A assessora técnica de Políticas de Promoção da Igualdade Racial da SMDH, Juliana Sampaio, ressaltou o papel da educação no enfrentamento das desigualdades.
“Promover uma educação antirracista é garantir que os estudantes se reconheçam e sejam valorizados. A escola tem papel central na construção de uma sociedade mais justa”, disse.
O professor Douglas Lucas, coordenador do Núcleo de Educação para as Relações Étnico-Raciais (Nerer) da SME, destacou os impactos no ambiente escolar.
“A educação antirracista contribui tanto para a autoestima dos estudantes quanto para os resultados de aprendizagem”, afirmou.
No segundo dia, as atividades ocorreram no Colégio João XXIII, da Fevre, no bairro Retiro, e também na sede da Secretaria de Educação, com mesas-redondas e palestras voltadas a supervisores, orientadores e equipes pedagógicas.
Para a supervisora educacional Carla Assis, da Escola Municipal Maria José Campos Costa, a jornada contribui para a prática em sala de aula.
“Precisamos de formação para saber como abordar o tema com os alunos.
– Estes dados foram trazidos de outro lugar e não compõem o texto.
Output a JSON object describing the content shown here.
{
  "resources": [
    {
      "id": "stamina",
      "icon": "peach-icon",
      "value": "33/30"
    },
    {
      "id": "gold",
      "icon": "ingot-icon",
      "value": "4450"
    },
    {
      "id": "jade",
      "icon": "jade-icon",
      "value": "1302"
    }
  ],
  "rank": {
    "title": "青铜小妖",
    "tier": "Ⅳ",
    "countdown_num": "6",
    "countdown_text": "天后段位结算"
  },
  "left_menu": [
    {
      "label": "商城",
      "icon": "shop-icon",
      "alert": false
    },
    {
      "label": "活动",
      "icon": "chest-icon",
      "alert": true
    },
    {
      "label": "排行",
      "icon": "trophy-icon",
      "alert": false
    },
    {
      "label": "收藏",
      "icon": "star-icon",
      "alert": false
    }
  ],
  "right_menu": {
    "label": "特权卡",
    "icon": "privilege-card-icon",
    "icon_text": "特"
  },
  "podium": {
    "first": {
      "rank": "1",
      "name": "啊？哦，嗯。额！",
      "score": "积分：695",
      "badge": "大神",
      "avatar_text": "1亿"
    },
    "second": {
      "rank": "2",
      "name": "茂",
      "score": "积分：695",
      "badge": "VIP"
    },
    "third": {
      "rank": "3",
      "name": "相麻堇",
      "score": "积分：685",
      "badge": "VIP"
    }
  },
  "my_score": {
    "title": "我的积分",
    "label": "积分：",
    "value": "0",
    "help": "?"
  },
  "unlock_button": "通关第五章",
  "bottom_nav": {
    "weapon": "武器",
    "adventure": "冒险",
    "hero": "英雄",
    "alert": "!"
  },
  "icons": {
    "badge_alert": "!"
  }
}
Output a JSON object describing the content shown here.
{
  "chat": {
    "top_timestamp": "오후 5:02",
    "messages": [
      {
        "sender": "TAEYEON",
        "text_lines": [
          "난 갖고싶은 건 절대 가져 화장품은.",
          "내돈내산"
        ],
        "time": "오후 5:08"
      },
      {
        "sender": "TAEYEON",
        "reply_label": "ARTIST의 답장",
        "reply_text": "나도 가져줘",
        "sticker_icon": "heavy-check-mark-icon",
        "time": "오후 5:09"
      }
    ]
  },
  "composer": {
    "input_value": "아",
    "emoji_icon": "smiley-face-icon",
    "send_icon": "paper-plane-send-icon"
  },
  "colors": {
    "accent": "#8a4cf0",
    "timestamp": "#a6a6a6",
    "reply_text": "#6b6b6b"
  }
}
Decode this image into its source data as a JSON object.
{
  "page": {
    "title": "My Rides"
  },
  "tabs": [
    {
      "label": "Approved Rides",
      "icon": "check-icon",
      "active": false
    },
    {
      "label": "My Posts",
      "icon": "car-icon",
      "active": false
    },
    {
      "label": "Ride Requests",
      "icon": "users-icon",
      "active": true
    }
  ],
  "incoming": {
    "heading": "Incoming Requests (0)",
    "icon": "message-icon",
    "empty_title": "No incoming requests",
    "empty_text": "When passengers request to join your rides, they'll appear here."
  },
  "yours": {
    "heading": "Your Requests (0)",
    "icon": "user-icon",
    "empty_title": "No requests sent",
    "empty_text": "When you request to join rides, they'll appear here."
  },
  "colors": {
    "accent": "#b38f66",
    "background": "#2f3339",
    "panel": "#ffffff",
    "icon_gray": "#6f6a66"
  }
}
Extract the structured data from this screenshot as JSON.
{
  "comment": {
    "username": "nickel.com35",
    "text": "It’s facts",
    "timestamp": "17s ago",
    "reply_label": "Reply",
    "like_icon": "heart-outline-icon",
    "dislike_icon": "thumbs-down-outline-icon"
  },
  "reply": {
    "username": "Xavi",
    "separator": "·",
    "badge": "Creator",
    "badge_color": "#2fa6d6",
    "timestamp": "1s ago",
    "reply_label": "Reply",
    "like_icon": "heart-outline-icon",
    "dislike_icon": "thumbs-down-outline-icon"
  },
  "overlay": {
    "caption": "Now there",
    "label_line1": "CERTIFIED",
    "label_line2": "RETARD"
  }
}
O apoio do núcleo facilita esse trabalho e amplia nosso repertório”, relatou.
A jornada foi encerrada com oficinas realizadas no campus Aterrado da Universidade Federal Fluminense (UFF), abordando temas como o brincar na educação infantil antirracista e o uso de espaços da cidade como recurso pedagógico.
Segundo o secretário Osvaldir Denadai, a iniciativa está alinhada às diretrizes nacionais que orientam a inclusão da temática racial no currículo escolar e a formação continuada de professores.
“A formação em serviço amplia a participação dos profissionais e fortalece espaços de troca e reflexão. Esse é um caminho para qualificar o ensino público”, concluiu.